MacKinnon is the natural choice for the inaugural speaker of the Entrepreneurship and Impact Series because he made it possible: last fall, his generous gift to the Math Innovation Office helped establish the Math Entrepreneurship Fund, which will support student ventures and creativity. The speaker series is one such result of this fund.

The goal of the series, explains Lauren Hartman, Senior Development Officer, is to get students excited about their own career possibilities by empowering them to build connections not only with community innovators but also with their fellow students. With that in mind, each event will feature an opportunity for students to ask the invited speaker questions, followed by a networking reception. While future speakers have not yet been announced, Hartman notes, the Math Innovation Office has made a core commitment to “providing examples of diverse entrepreneurs so that our diverse student population could see themselves in them.”
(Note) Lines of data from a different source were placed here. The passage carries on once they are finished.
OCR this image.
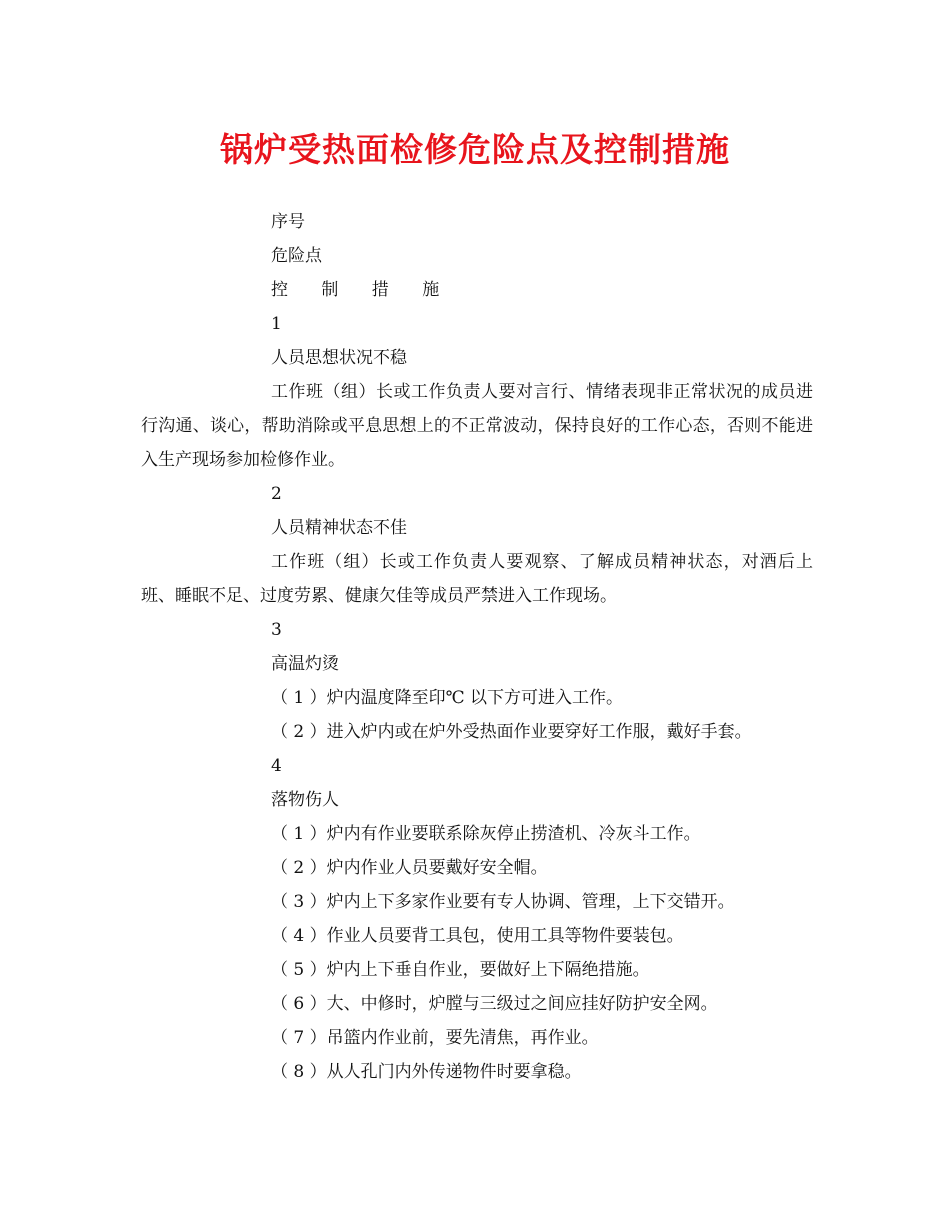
锅炉受热面检修危险点及控制措施

序号

危险点

控 制 措 施

1

人员思想状况不稳

工作班（组）长或工作负责人要对言行、情绪表现非正常状况的成员进行沟通、谈心，帮助消除或平息思想上的不正常波动，保持良好的工作心态，否则不能进入生产现场参加检修作业。

2

人员精神状态不佳

工作班（组）长或工作负责人要观察、了解成员精神状态，对酒后上班、睡眠不足、过度劳累、健康欠佳等成员严禁进入工作现场。

3

高温灼烫

（ 1 ）炉内温度降至印℃ 以下方可进入工作。

（ 2 ）进入炉内或在炉外受热面作业要穿好工作服，戴好手套。

4

落物伤人

（ 1 ）炉内有作业要联系除灰停止捞渣机、冷灰斗工作。

（ 2 ）炉内作业人员要戴好安全帽。

（ 3 ）炉内上下多家作业要有专人协调、管理，上下交错开。

（ 4 ）作业人员要背工具包，使用工具等物件要装包。

（ 5 ）炉内上下垂自作业，要做好上下隔绝措施。

（ 6 ）大、中修时，炉膛与三级过之间应挂好防护安全网。

（ 7 ）吊篮内作业前，要先清焦，再作业。

（ 8 ）从人孔门内外传递物件时要拿稳。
The Math Innovation Office hopes that the Entrepreneurship and Impact series will become a regular occurrence throughout the year, creating regular opportunities for relationship-building between students and alumni.  

“We have lots of alumni who have been successful entrepreneurs, and we want to connect them with current students who might want to follow the same path,” says Charles Clarke, Associate Dean for Innovation and Entrepreneurship. “But beyond that, the series title includes “impact” because we want to help students discover that there are a lot of ways to make an impact on the world besides just making money.”